Originality: The work seems novel, introducing both a new metric for OPPE, and a new way to benchmark deep RL algorithms Quality: Given the assumptions provided, the proofs all seem correct, and the method seems to work in the settings advertised. Clarity: The proofs and arguments are all easy to follow. It was hard for me to understand how the correlation coefficient, and I hope I reached the right understanding. Perhaps a more detailed series of steps as I outline below would help clarify the steps needed. Significance: If this is more generalizable to less restrictive assumptions, it could be a very novel way to do OPPE, and might advance the whole domain. L72: Why does the \gamma = 1 restriction exist? It doesn't seem to be used in the proofs, and the experiments seem to have bene done with \gamma != 1. The assumption that the transition matrix P being deterministic does not seem like a good assumption for many real world problems, although it's likely not a bad one for the specific robot grasping task. For example: due to imprecision in hardware, the same motor command in the same state twice will probably lead to a set of states.
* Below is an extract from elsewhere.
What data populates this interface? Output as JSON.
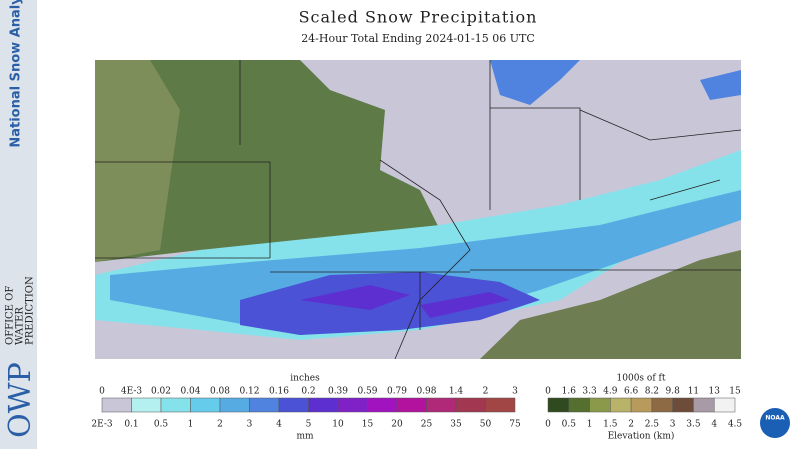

Specifically in the tasks chosen, there is very little stochasticity - the robotic hand would probably end up in a close enough position to disregard the stochasticity. On complex real world tasks, you might see a significant amount of stochasticity, which hurts the argument of this paper. The restriction is therefore quite strong and seems somewhat core to the proofs. I do not see a simple way to extend the work to include stochastic transition matrices. It seems that the metric changes according to how the Q functions were trained. If I understand correctly, the measurement is this: - A few Q functions are trained according to different hyperparameter sets - They are all evaluated on policy to obtain the "true average return" - They are also evaluated on some off-policy data to obtain the metric values - The correlation between the true average return and metric values are obtained. This implies the evaluation of novel techniques in this framework depend heavily on the set of Q functions trained. Thus, it's hard for new works to reproduce the results here, since if the choice of algorithm changes, then so might the ranking among algorithms. I'm confused to why some of the baselines have a strong negative correlation with the true average return. I wonder if the authors can analyze this.